Karena itu sekarang dengarkanlah aku, Wahai anak-anak: karena diberkatilah mereka yang menjaga jalanku. Dengarkan instruksi, dan jadilah bijaksana, dan tidak menolaknya (Peribahasa 8:32-33)
Yesus berbicara kepada anak-anak, kepada anak-anak Tuhan, yang telah kita jadikan di dalam Dia. Melalui pengorbanan Yesus, dan dengan kebangkitannya, kita telah menjadi, melalui iman kepada-Nya, dan melalui regenerasi, anak-anak Allah. Kita bukan anak manusia lagi, tapi kita telah menjadi anak-anak Allah.
Dengarkan Yesus
Yesus berbicara kepada anak-anaknya dan memerintahkan mereka untuk mendengarkan Dia. Kami, sebagai anak-anak Tuhan, harus mendengarkan Yesus; Firman. Kita harus menaati jalan-Nya, yang berarti kita harus melakukannya menaati perintah-Nya, dan tidak berpaling dari mereka.

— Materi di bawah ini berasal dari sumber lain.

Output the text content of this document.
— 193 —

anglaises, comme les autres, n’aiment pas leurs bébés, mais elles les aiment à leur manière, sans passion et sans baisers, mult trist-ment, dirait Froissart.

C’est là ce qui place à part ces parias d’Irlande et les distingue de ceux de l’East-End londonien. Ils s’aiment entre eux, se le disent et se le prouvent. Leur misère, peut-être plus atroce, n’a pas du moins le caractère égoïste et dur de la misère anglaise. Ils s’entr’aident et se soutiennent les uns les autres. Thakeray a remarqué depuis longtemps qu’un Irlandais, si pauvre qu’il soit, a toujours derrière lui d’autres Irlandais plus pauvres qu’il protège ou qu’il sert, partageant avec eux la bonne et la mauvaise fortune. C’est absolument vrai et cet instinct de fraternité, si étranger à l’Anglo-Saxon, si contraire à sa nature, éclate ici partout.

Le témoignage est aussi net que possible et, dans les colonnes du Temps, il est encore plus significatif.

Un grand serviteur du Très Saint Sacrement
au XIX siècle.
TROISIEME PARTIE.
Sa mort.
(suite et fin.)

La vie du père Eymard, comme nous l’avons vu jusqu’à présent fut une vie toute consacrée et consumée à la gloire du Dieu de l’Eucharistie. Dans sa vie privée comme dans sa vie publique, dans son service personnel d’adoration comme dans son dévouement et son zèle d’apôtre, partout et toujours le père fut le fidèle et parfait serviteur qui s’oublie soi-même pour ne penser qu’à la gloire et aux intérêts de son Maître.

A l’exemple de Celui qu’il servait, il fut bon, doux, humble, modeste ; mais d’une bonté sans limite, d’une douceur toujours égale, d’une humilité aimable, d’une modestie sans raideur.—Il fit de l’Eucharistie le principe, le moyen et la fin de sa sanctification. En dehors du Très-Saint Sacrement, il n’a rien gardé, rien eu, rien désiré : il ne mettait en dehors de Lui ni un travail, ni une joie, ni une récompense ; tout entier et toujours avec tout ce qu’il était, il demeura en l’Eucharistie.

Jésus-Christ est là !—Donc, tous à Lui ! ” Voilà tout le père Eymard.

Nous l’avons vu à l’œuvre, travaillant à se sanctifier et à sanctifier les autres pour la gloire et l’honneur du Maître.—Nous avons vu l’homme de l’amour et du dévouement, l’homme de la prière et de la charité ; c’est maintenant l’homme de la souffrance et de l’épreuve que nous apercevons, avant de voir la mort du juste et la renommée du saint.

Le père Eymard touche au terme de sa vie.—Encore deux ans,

Jangan menolak instruksi Yesus
Karena kesombongan, sering kali orang menolak instruksi Yesus (Firman), karena mereka pikir mereka lebih tahu atau punya pendapat sendiri, yang tidak sejalan dengan Firman.
Namun jika kamu ingin tetap tinggal di dalam Dia, maka Anda akan mendengar petunjuk-Nya dan menerapkan petunjuk-Nya dalam hidup Anda. Karena hanya dengan begitu, maukah kamu menjadi bijaksana, dan berjalanlah dalam kebijaksanaan. Ini bukanlah kebijaksanaan dunia. Sebab hikmat dunia adalah kebodohan bagi Allah. Tapi itu akan menjadi kebijaksanaan Tuhan, itu melampaui semua kebijaksanaan manusia. Tapi kamu hanya akan menjadi bijak, jika kamu mendengarkan perintah-Nya, dan menerapkannya dalam hidup Anda.